An award-winning illustrator, his beautiful sketches of birds and homages to his favourite musicians are now his legacy.

Finn, who lived with friends in Finsbury Park, took his own life aged 25, two years after being diagnosed with depression and psychosis. His body was found in a wooded area of Gillespie Park in December 2015.

Now, his work is being used in a new project aimed at increasing awareness of the benefits of art therapy.

The InFinnity Project will see people across the country with mental health issues – diagnosed or not – responding to his work with art of their own. They will raise money for charity Rethink Mental Illness in the process.

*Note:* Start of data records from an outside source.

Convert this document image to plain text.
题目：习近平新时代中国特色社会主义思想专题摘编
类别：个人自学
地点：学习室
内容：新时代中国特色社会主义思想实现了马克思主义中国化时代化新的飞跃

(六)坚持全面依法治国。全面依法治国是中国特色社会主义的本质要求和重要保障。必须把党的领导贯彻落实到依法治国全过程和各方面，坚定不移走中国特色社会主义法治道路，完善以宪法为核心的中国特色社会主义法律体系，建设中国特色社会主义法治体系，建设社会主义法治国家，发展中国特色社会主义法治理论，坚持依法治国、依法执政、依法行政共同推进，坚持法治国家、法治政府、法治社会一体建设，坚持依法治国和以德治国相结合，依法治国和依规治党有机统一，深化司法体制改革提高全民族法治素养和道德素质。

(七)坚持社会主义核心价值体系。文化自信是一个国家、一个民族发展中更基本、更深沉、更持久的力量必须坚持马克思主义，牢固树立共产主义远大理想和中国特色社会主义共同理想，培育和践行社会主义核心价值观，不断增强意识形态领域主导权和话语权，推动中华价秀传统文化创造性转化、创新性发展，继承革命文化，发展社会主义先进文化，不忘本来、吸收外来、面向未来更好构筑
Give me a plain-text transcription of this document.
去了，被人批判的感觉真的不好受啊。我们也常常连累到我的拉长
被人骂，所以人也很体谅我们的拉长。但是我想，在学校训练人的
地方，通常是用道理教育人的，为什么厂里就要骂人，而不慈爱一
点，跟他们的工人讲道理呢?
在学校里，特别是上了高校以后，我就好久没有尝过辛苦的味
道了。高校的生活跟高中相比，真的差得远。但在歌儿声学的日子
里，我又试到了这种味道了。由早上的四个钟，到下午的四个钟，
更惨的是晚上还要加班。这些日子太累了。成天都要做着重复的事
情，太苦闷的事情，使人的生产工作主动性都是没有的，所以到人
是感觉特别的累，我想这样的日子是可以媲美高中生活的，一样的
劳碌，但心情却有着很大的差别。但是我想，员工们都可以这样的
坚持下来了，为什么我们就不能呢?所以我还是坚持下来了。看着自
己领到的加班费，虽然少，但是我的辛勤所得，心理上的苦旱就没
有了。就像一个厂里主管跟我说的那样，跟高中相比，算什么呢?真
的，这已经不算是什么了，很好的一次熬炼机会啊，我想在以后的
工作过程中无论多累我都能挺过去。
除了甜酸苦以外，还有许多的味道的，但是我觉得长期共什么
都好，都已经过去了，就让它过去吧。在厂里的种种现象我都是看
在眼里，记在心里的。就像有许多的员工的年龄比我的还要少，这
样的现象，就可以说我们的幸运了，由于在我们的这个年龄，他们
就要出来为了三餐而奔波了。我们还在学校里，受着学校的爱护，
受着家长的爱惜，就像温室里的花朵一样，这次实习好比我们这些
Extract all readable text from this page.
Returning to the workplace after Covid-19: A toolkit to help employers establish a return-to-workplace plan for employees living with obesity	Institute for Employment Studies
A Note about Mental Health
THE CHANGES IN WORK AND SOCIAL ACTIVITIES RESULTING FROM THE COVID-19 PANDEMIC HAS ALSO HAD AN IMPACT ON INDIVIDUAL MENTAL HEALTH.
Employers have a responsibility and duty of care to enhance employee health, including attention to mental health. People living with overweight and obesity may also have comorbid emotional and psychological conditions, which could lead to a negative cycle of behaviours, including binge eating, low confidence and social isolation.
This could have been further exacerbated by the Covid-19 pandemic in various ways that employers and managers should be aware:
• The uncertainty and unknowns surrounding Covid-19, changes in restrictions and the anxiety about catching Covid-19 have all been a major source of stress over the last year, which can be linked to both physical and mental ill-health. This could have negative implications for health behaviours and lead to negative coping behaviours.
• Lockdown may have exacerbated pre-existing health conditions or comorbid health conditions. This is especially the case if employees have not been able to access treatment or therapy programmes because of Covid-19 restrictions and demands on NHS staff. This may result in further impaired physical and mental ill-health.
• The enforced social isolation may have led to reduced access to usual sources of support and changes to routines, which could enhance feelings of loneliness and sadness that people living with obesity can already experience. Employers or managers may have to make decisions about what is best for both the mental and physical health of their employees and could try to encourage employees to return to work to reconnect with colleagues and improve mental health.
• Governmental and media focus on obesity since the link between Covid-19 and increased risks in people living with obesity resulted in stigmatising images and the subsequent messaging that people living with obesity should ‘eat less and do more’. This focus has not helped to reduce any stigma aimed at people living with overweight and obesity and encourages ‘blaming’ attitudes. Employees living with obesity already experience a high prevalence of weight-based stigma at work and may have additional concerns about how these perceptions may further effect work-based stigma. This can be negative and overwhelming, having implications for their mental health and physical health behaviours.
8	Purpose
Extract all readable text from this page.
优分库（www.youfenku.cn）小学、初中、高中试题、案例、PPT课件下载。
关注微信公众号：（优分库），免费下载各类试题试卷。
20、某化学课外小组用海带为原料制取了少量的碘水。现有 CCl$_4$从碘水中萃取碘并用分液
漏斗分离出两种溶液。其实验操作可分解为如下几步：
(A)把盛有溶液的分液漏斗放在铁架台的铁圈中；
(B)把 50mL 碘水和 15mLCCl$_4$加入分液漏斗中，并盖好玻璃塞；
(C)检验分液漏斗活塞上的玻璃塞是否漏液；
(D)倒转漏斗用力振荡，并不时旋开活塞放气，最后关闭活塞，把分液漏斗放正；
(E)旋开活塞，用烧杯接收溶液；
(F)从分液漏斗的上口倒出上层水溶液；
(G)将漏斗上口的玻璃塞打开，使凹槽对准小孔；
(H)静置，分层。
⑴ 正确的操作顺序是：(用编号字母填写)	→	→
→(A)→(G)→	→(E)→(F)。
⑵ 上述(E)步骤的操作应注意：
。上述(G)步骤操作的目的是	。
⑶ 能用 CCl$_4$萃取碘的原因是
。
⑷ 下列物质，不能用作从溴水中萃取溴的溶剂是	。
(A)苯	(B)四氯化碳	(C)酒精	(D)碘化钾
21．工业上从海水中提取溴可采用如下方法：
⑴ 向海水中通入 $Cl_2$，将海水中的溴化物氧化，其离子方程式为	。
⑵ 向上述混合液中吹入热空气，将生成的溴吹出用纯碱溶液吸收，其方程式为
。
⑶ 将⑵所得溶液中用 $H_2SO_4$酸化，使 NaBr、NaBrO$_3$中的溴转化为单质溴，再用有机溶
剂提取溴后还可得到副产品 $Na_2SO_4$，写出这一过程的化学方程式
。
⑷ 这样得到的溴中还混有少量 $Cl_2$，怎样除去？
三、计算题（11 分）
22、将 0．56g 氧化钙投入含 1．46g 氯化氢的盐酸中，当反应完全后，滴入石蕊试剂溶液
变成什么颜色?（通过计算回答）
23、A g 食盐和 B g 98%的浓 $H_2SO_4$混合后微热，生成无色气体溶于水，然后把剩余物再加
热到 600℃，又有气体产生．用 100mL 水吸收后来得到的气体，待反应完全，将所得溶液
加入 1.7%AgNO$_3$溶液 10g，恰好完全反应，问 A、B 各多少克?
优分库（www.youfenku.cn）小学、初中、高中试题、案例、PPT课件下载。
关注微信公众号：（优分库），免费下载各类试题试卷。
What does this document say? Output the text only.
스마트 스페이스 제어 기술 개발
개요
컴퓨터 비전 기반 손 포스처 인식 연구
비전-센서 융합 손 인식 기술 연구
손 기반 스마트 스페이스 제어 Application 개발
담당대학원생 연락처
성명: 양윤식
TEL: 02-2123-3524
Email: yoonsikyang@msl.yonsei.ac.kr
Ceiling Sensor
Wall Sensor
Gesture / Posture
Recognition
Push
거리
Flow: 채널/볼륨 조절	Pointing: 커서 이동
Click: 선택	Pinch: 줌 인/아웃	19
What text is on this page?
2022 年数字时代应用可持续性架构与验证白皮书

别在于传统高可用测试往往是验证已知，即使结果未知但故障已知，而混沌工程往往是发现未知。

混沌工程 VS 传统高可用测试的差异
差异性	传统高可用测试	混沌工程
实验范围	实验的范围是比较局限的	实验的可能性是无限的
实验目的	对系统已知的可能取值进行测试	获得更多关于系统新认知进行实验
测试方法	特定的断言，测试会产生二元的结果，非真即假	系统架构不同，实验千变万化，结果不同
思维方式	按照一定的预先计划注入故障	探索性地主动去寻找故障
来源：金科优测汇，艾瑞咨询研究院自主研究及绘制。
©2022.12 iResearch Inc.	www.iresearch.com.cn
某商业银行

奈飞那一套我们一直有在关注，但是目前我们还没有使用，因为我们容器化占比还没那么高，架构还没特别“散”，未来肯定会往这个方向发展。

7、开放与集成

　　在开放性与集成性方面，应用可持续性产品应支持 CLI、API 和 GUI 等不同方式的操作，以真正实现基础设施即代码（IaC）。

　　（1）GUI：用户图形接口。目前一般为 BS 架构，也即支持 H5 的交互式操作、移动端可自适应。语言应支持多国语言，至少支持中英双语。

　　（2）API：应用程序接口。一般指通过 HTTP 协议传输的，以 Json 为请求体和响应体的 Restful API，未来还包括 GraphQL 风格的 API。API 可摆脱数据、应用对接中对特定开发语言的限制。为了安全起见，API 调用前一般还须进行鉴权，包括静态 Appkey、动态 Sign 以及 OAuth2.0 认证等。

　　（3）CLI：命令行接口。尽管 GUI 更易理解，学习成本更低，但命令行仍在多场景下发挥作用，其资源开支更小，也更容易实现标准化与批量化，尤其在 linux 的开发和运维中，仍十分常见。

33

Around £5,000 has already been raised through memorials and sales of Finn’s work.

Finn Clark

The project was launched last month at the Hospital Club, in Covent Garden. Broadcaster and author Libby Purves, a long-time friend of the Clark family, spoke from experience – her son, Nicholas Heiney, a writer and poet, committed suicide as a young man.

“Finn’s work tells us a lot about a fine spirit,” she said. “The observation and imagination, the ability to do what all good artists and illustrators do – to take a line for a walk and complete its journey and let us follow it and find a kind of peace and completeness.

“This is a gift artists can give us. If it happens that we lose an artist early – they in some way burn out – it is a record of their spirit which they leave us.”

Finn’s mother, Sarah, added: “It’s important that people don’t feel shy about talking about mental health issues and that particularly boys are encouraged to talk about it and share their feelings.

“It’s good that it’s being discussed in such a matter-of-fact way because it does affect everyone. Even if you don’t feel it is affecting you, maybe it will affect you or someone close to you in the future.”